Ses tableaux, fresques, produits dérivés… racontent des histoires emplies de gaité et d’amour. Une émotion pure que l’on reçoit en plein cœur.

Par Gabrielle Gauthier

Ses tableaux, fresques, produits dérivés… racontent des histoires emplies de gaité et d’amour. Une émotion pure que l’on reçoit en plein cœur.
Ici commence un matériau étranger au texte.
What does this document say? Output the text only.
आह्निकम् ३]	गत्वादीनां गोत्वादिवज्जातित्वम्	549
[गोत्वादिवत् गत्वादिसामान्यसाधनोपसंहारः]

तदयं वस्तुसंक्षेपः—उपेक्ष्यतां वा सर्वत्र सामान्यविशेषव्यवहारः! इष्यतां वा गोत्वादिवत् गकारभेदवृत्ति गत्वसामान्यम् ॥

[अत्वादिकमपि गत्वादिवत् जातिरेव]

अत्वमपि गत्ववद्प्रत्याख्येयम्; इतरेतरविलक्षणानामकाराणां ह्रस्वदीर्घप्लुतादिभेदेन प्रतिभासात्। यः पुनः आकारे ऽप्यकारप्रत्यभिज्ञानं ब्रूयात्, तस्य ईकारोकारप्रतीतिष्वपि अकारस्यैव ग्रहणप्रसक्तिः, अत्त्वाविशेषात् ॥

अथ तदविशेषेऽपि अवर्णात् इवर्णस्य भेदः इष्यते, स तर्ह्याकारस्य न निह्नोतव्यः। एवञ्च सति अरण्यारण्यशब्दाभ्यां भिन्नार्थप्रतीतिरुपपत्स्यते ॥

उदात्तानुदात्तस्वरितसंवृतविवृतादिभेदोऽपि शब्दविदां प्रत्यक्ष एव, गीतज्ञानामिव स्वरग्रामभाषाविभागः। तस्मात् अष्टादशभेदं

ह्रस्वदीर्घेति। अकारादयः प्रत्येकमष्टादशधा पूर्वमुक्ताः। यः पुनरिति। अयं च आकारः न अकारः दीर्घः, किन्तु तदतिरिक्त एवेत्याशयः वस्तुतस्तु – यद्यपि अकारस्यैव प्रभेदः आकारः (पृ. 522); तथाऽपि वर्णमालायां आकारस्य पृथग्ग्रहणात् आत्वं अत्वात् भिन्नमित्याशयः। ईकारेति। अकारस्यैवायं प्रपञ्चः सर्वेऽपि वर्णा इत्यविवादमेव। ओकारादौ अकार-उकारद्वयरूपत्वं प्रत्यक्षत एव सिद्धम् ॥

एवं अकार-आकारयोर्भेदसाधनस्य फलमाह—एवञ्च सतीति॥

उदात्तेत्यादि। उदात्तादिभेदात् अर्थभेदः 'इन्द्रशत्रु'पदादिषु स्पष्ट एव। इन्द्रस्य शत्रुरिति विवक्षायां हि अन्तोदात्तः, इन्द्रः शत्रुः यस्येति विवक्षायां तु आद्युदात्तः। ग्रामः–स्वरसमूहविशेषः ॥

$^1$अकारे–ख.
Ses œuvres colorées et foisonnantes nous réconcilieraient presque avec la vie, du moins ce qu’elle devrait être. Grâce à Jakè, le monde s’embellit d’humour, de joie et d’émotions puissantes. Son travail pictural jalonné de jeux de langage, signes, symboles et clins d’œil, dans lequel il se livre tout entier, nous rappelle ce qui est réellement important. Son humour, toujours au service d’un propos, est transcendé par sa « poésie picturale en mode art contemporain et urbain » et ses œuvres, qui révèlent autant sa sensibilité que sa générosité, nous offrent une bien jolie part d’éternité.

Alors que vous avez fait les Arts Appliqués, pourquoi vous identifie-t-on comme un Street Artiste ?

L’effet de mode ! Depuis une quinzaine d’années, le Street Art est le courant artistique en vogue. Comme pour tous les courants, c’est l’adhésion du public qui porte un mouvement. Au départ, lorsque l’on voulait me classer, je parlais plutôt de figuration libre. Mais on m’a très vite expliqué que je ne faisais pas de la figuration libre mais du Street Art… [rire]. Je ne fais partie d’aucun cercle : parce que je n’étais pas un vandale pour les street artistes, parce j’ai fait les Arts Appliqués pour les artistes issus des Beaux Arts, parce que je ne travaille ni sur ordinateur, ni avec une imprimante 3D pour les directeurs de Com’… Tous m’explique ne je n’appartiens à aucun monde, alors que la seule vraie question devrait être de savoir si mon travail leur plaît ou non [rire]… ce qui ne les empêche pas pour le coup de s’intéresser à ce que je fais.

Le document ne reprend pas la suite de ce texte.